Selection of samples

The teeth were collected under guidelines approved by the ethics committee of Hamadan University of Medical Sciences (IR.UMSHA.REC.1397.49). Extracted pulp stem cells were used to investigate the cytotoxicity of the studied materials. The inclusion criteria included healthy primary teeth with no caries or previous restorations in different root resorption stages, collected from patients between 6 and 12 years old. The exclusion criteria were any systemic disease or tooth damage during removal. Two to 5 days before extraction of the primary teeth, patients underwent complete dental hygiene and prophylaxis training. Patients’ mouths were rinsed with 0.2% chlorhexidine mouthwash once for 30 seconds after injection of anesthesia.

Stem cell extraction

Dental pulp stem cells were isolated from primary healthy teeth (n = 30). Immediately after tooth extraction, the remaining pulp was extracted with a spoon excavator or endo file with minimal trauma under sterile conditions and was immersed in a digestive solution. This solution contained phosphate-buffered saline with 1% penicillin-streptomycin, 3 mg/mL type I collagenase, and 4 mg/mL dispase. After 1 hour at 37°C, the solution was filtered on a 70-μm Falcon strainer. Then, the cells were placed in α-modified Eagle culture medium containing 20% fetal bovine serum (Gibco, Grand Island, NY, USA), 200 μM L-ascorbic acid 2-phosphate (Sigma-Aldrich, Schnelldorf, Germany), 100 μM glutamine, 10 U/mL penicillin to inhibit the growth of gram-positive bacteria, and 100 mg/mL streptomycin to prevent the growth of Gram-negative bacteria.

The flasks were incubated at 37°C and 5% CO₂. Approximately 6 to 8 days after the initial culture, when the cell density in the colonies reached around 80%–90%, cell passage was performed to double the culture, purify the pulp cells, and allow the cells to differentiate.

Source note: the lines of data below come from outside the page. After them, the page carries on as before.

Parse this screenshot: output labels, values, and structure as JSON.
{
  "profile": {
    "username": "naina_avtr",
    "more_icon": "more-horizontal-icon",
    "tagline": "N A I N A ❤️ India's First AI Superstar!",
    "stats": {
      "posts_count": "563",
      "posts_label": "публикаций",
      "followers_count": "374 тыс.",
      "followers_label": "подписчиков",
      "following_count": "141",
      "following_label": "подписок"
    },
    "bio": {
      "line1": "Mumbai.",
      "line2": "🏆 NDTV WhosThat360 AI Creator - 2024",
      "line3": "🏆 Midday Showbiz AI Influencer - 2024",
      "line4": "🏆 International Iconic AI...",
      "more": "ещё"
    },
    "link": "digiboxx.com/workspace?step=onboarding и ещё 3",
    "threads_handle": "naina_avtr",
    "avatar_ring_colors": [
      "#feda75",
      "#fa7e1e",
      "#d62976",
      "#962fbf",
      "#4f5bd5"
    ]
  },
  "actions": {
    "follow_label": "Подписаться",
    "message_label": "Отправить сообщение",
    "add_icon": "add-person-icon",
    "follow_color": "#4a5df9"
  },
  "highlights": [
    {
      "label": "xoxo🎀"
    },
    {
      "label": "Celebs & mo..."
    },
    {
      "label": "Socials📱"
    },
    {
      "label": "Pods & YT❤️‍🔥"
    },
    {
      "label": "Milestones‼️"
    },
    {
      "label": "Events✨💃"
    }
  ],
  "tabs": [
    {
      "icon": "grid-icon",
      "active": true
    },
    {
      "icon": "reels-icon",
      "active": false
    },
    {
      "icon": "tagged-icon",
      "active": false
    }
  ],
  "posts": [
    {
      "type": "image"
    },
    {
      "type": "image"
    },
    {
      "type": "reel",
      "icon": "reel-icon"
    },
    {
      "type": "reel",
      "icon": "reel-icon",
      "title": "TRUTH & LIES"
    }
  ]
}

Evaluation of bioviability

The antimicrobial activity of each mixture was evaluated after preparing an equal ratio of propolis with each of the herbal extracts, and the cytotoxicity was evaluated in the following groups at 4 concentrations (lower than MIC [MIC−], MIC, MBC, and greater than MBC [MIC+]):

Group 1: Basal medium with propolis and lavender extract
Group 2: Basal medium with propolis and thyme extract
Group 3: Basal medium with propolis and origanum extract
Group 4: Basal medium with propolis and berberine extract
Group 5: Basal medium with propolis
Group 6: Basal medium with CEM cement (control group)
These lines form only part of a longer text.